Corriere della Sera, 3 ottobre 2020
Storia delle trame vaticane contro Pell
«Il processo a George Pell è stato condotto con cannoni australiani e munizioni vaticane...». Quando a giugno del 2017 il cardinale scelto da papa Francesco come «zar dell’economia» è stato costretto al «congedo» per tornare in Australia a difendersi dall’accusa infamante di pedofilia, i sospetti sono spuntati immediatamente. Qualcuno, a Casa Santa Marta, probabilmente all’insaputa di Francesco, conosceva in anticipo le mosse della giustizia del tribunale di Melbourne, nello Stato di Victoria. Sapeva e prevedeva quando Pell sarebbe stato processato, mentre nelle stanze del potere vaticano si proclamava con una punta di ipocrisia la speranza che alla fine fosse assolto, ma anche che si togliesse dai piedi.
«Qui contiamo di non vederlo più», era la confidenza di quanti ritenevano di essere stati toccati e danneggiati dai controlli decisi dal «rugbista»: uomo ruvido, sprezzante con «gli italiani», e fino a quel momento braccio armato della riforma finanziaria voluta da Jorge Mario Bergoglio. Mistero nel mistero, dieci giorni prima che Pell lasciasse l’incarico si era dimesso improvvisamente, con tre anni di anticipo, il revisore generale Libero Milone, suo principale collaboratore. Dimissioni anomale, sulle quali ci si sentiva rispondere alla richiesta di chiarimenti: «Chiedete alla Gendarmeria..».
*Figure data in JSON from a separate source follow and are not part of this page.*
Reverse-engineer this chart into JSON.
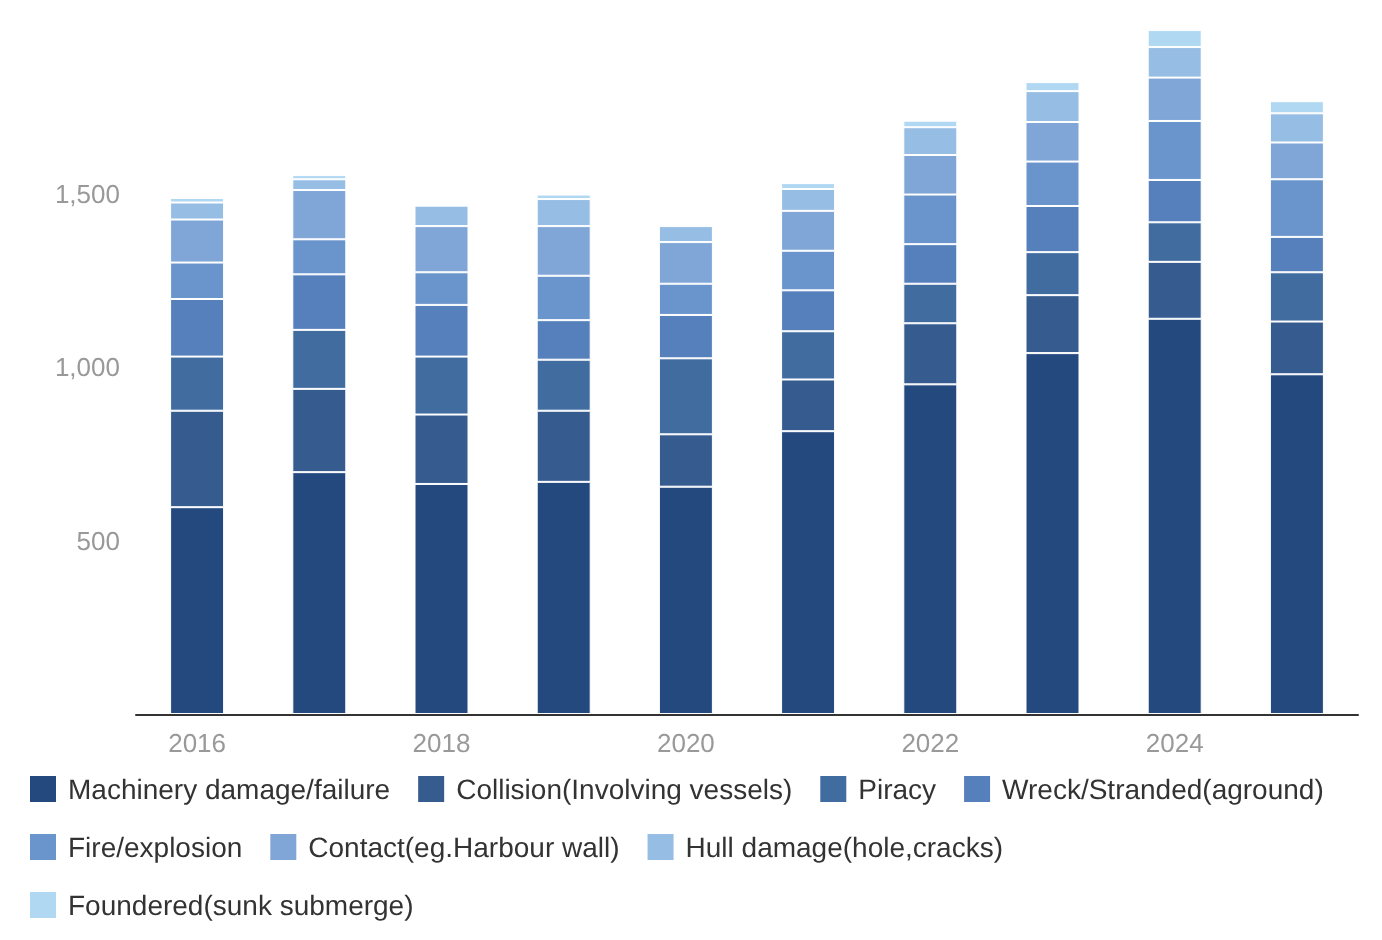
{
  "chart_data": {
    "type": "bar",
    "stacked": true,
    "categories": [
      "2016",
      null,
      "2018",
      null,
      "2020",
      null,
      "2022",
      null,
      "2024",
      null
    ],
    "series": [
      {
        "name": "Machinery damage/failure",
        "color": "#24497f",
        "values": [
          596,
          697,
          663,
          669,
          655,
          815,
          950,
          1040,
          1139,
          979
        ]
      },
      {
        "name": "Collision(Involving vessels)",
        "color": "#355b8f",
        "values": [
          278,
          240,
          200,
          205,
          151,
          149,
          176,
          167,
          164,
          152
        ]
      },
      {
        "name": "Piracy",
        "color": "#416ca0",
        "values": [
          156,
          170,
          167,
          147,
          219,
          139,
          114,
          124,
          114,
          142
        ]
      },
      {
        "name": "Wreck/Stranded(aground)",
        "color": "#5580bb",
        "values": [
          166,
          160,
          149,
          114,
          125,
          118,
          114,
          133,
          122,
          102
        ]
      },
      {
        "name": "Fire/explosion",
        "color": "#6a95cc",
        "values": [
          105,
          101,
          94,
          128,
          90,
          114,
          143,
          128,
          170,
          166
        ]
      },
      {
        "name": "Contact(eg.Harbour wall)",
        "color": "#80a6d8",
        "values": [
          124,
          142,
          133,
          143,
          120,
          115,
          114,
          114,
          125,
          106
        ]
      },
      {
        "name": "Hull damage(hole,cracks)",
        "color": "#96bde3",
        "values": [
          49,
          31,
          59,
          78,
          46,
          63,
          80,
          89,
          88,
          84
        ]
      },
      {
        "name": "Foundered(sunk submerge)",
        "color": "#b0d8f3",
        "values": [
          13,
          12,
          4,
          13,
          5,
          17,
          19,
          26,
          49,
          35
        ]
      }
    ],
    "ylim": [
      0,
      2000
    ],
    "yticks": [
      {
        "value": 0,
        "label": null
      },
      500,
      {
        "value": 1000,
        "label": "1,000"
      },
      {
        "value": 1500,
        "label": "1,500"
      }
    ],
    "grid": false,
    "legend": "bottom"
  }
}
Tre mesi dopo, il 24 settembre del 2017, Milone rivelò che non si era dimesso spontaneamente. Aveva gettato la spugna perché avevano minacciato di arrestarlo, dopo un incontro con Becciu che gli aveva comunicato: «Il Papa non ha più fiducia in lei»; e dopo un burrascoso confronto con il comandante della Gendarmeria, Domenico Giani: tranne poi, in un documento del Tribunale vaticano datato 19 maggio 2018, sapere che su di lui non c’erano procedimenti penali aperti. «D’altronde», era la giustificazione, «questa è la Chiesa del magistero. Non deve apparire quella della magistratura». E poi, il bersaglio grosso di una vicenda tuttora oscura era Pell, che da settembre del 2014 aveva raccolto corposi dossier sugli affari di alti prelati e faccendieri.
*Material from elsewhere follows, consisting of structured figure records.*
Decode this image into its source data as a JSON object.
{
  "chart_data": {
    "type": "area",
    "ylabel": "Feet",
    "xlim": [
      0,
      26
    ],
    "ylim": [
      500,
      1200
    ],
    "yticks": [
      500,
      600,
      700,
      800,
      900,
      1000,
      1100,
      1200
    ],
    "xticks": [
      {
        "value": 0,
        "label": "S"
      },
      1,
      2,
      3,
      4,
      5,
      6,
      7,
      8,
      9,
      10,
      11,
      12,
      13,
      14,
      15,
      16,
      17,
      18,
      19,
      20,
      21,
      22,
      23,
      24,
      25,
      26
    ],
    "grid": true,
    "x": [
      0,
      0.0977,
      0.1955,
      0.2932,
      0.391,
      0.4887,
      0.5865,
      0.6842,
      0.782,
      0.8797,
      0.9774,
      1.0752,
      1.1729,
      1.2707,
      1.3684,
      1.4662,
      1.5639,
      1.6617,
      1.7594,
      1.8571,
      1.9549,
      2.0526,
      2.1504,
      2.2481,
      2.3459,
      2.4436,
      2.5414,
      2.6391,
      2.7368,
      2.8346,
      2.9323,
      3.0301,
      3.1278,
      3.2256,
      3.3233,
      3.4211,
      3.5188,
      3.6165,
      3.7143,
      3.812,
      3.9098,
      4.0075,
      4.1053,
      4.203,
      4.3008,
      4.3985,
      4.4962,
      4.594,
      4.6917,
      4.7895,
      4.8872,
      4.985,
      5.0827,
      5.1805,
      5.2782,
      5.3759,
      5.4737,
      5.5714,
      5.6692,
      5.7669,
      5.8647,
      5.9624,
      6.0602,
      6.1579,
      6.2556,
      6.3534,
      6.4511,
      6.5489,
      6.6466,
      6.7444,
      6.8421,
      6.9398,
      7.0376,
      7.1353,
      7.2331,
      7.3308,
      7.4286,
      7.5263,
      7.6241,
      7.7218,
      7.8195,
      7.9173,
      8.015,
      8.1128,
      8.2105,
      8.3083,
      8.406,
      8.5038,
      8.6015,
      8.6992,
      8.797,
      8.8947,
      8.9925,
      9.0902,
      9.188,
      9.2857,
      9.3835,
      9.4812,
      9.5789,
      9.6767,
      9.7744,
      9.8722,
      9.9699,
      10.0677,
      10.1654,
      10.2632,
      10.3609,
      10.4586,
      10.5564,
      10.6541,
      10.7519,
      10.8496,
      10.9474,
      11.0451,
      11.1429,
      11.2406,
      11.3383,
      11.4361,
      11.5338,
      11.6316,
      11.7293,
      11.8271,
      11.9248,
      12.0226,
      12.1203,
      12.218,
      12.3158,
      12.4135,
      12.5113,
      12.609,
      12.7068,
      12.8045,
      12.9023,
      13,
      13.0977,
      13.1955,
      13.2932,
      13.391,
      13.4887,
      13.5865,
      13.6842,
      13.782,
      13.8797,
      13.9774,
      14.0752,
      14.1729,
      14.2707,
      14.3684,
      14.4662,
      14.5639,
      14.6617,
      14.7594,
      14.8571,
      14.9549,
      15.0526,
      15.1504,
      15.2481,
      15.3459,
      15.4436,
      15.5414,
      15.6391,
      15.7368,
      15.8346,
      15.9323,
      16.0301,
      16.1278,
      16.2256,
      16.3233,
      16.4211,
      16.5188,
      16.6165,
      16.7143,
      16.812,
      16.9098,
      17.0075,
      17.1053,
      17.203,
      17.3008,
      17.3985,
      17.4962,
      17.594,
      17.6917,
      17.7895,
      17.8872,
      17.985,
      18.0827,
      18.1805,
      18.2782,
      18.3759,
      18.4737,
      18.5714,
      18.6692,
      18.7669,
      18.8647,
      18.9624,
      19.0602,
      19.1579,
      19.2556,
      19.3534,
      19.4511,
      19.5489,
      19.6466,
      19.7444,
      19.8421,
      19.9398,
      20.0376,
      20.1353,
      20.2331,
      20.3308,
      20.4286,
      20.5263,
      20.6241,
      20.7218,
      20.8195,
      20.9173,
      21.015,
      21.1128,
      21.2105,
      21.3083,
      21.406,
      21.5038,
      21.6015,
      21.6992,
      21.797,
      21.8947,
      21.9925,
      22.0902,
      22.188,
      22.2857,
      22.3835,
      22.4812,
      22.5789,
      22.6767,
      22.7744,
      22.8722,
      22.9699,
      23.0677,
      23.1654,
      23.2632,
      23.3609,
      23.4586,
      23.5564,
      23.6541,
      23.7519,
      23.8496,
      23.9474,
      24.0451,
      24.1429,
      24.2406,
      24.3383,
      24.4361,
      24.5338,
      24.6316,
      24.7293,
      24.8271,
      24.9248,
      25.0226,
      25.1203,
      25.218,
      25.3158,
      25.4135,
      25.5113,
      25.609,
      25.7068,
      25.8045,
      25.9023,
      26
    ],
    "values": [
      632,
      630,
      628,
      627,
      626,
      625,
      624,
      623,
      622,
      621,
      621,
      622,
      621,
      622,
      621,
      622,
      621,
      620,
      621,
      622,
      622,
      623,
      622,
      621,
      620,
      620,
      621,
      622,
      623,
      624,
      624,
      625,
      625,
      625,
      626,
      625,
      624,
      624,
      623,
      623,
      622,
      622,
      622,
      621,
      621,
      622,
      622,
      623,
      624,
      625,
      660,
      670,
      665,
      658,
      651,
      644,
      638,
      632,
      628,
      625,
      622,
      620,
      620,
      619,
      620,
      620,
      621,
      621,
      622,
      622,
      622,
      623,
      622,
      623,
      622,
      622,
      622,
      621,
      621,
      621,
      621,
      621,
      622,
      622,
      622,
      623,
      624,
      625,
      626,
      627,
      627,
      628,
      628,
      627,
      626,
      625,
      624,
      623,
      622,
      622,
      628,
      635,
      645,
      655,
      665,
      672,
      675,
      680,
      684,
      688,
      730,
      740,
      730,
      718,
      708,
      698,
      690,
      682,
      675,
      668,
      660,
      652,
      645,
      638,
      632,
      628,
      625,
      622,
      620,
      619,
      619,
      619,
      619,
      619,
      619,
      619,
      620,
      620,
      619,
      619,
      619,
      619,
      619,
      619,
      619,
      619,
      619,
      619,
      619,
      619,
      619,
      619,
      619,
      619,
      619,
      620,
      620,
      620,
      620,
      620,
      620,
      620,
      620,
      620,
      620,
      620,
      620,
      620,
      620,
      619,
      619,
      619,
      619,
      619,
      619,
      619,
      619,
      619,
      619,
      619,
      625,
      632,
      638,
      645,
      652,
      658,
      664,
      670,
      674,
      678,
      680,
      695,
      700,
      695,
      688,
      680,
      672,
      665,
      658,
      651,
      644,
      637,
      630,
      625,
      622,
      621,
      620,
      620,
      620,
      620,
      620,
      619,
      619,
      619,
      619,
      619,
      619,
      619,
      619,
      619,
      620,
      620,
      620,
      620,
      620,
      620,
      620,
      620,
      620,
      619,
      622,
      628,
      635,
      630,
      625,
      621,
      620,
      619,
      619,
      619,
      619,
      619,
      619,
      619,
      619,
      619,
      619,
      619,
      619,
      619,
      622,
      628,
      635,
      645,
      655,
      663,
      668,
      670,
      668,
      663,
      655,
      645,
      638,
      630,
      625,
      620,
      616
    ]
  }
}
Dalle maglie della segretezza vaticana, due anni dopo, all’inizio dell’estate del 2019, sono filtrati particolari più inquietanti. Sono spuntate voci che parlavano di strani giri di soldi, con bonifici partiti da Reggio Calabria, transitati su un conto a Roma e dirottati in Australia. Il periodo, secondo queste indiscrezioni, era l’aprile del 2017. E il tam tam accreditava una cifra in dollari corrispondente a circa 420 mila euro, senza precisare se si avesse sentore di altri versamenti. La «pista australiana» che sta venendo alla superficie rimanda a questi veleni.
Impone di chiedersi come mai per oltre due anni non se ne sia saputo nulla; chi abbia architettato un’operazione dai contorni loschi; che cosa si nasconda nelle pieghe della versione di chi scarica su questo o quel cardinale o monsignore le responsabilità. E soprattutto, che cosa sia stato riferito a Francesco in quel periodo dai suoi collaboratori. Il siluramento del cardinale Giovanni Angelo Becciu, per sei anni «ministro dell’interno» di Francesco, è stato motivato ufficiosamente dai comportamenti «familisti»: soldi sottratti all’Obolo di San Pietro per favorire un fratello.
Ma a questo punto non è chiaro se esistano ragioni più gravi che giustifichino una decisione perfino umiliante. Si ripropone il tema doloroso della selezione dei collaboratori papali; e in parallelo il difetto di trasparenza che caratterizza le vicende vaticane. Nella decisione radicale di togliere a Becciu anche il cardinalato si indovina una reazione di Bergoglio dettata dalla delusione e forse dall’esasperazione di chi si è sentito ingannato. La storia è ancora in incubazione, anche perché ritorna in queste ore in Italia un Pell assolto con formula piena: arrivo anticipato rispetto a quello che lo dava a Roma a dicembre. Ma forse è solo una coincidenza.